Measures of pelagic productivity in the NBS include age-0 pollock, herring, capelin, and juvenile salmonids CPUE. Age-0 pollock CPUE estimates have remained low compared to those in the SEBS (Figure 71). Age-0 pollock weight has been below average in 2022–2024 and while % lipid increased from below average in 2021 to above average in 2024. Age-0 pollock energy density has decreased from above average in 2021 to below average in 2024 as fish are smaller overall (see p. 126). Herring also remained low in the NBS, but capelin increased dramatically from 2023 to 2024 (Figure 79). Juvenile salmonid condition, measured as energy density anomalies, varied among species in the NBS in 2024 (Figure 87). For juvenile pink, chum, and coho salmon condition decreased from positive in 2023 to average in 2024. Juvenile Chinook salmon condition increased from average to positive in 2024. The abundance of juvenile Chinook salmon was at record low in 2024 (Figure 88) while fall juvenile chum salmon was at a record high in 2024 (Figure 89). Trends in pelagic productivity have been mixed since 2021, indicating a potential lagged response to the average thermal conditions.
In the NBS, we track harmful algal blooms (HABs) as an emerging stressor to the ecosystem as well as people’s nutritional, cultural, and economic needs. Recent oceanographic changes in the EBS has made conditions more favorable for HAB species, particularly the dinoflagellate Alexandrium catenella and diatoms in the genus Pseudo-nitzschia (Anderson et al., 2012). In October of 2023, no harvested bowhead whales contained domoic acid, but 90% contained low levels of saxitoxin (Figure 131). This confirms a consistent trend of higher prevalence of saxitoxin than domoic acid in Arctic food webs observed in all regions including the Bering Strait (see p. 215).

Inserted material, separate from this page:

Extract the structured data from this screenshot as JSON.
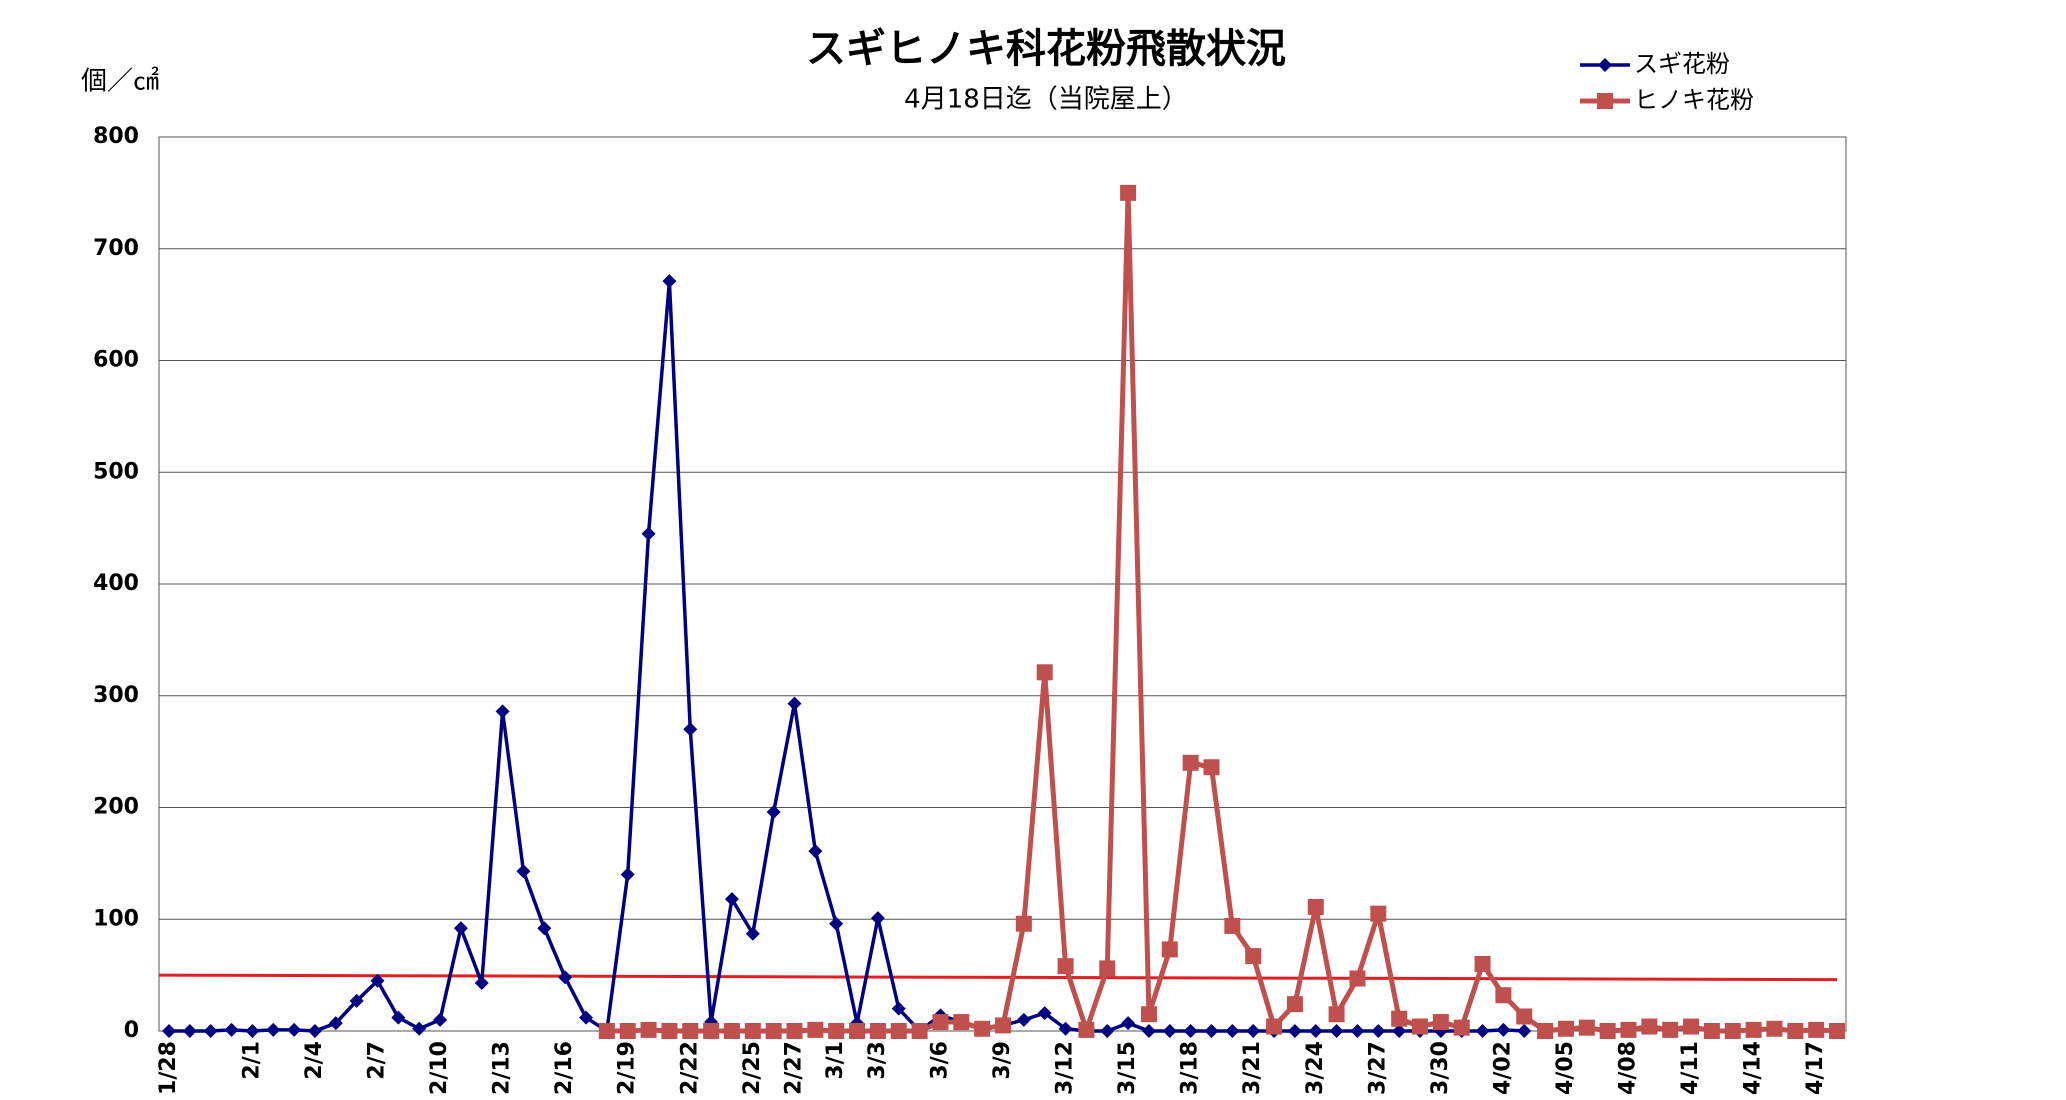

Looking ahead through spring 2025, the expected transition to La Niña is projected to bring continued cooler conditions to the EBS shelf with SST anomalies within 0.25°C of normal (Figure 16). Relatively cool SSTs during the early ice season (Oct 15 - Dec 15) may contribute to earlier formation of sea ice than has been observed over the last several years. However, recent storms (e.g., October 20–22, 2024) in the NBS and Bering Strait region, which caused extreme flooding in Shishmaref, may now entrain relatively warmer water into the surface layer and delay sea ice formation. The NBS has shown some indications of ‘recovery’ from the prolonged warm period (2014–2021). Some trends remain mixed since the return to neutral thermal conditions in 2021. If continued neutral or cool conditions persist, it will be informative to observe how benthic and pelagic indicators of crab and groundfish populations respond to those conditions in the NBS in 2025.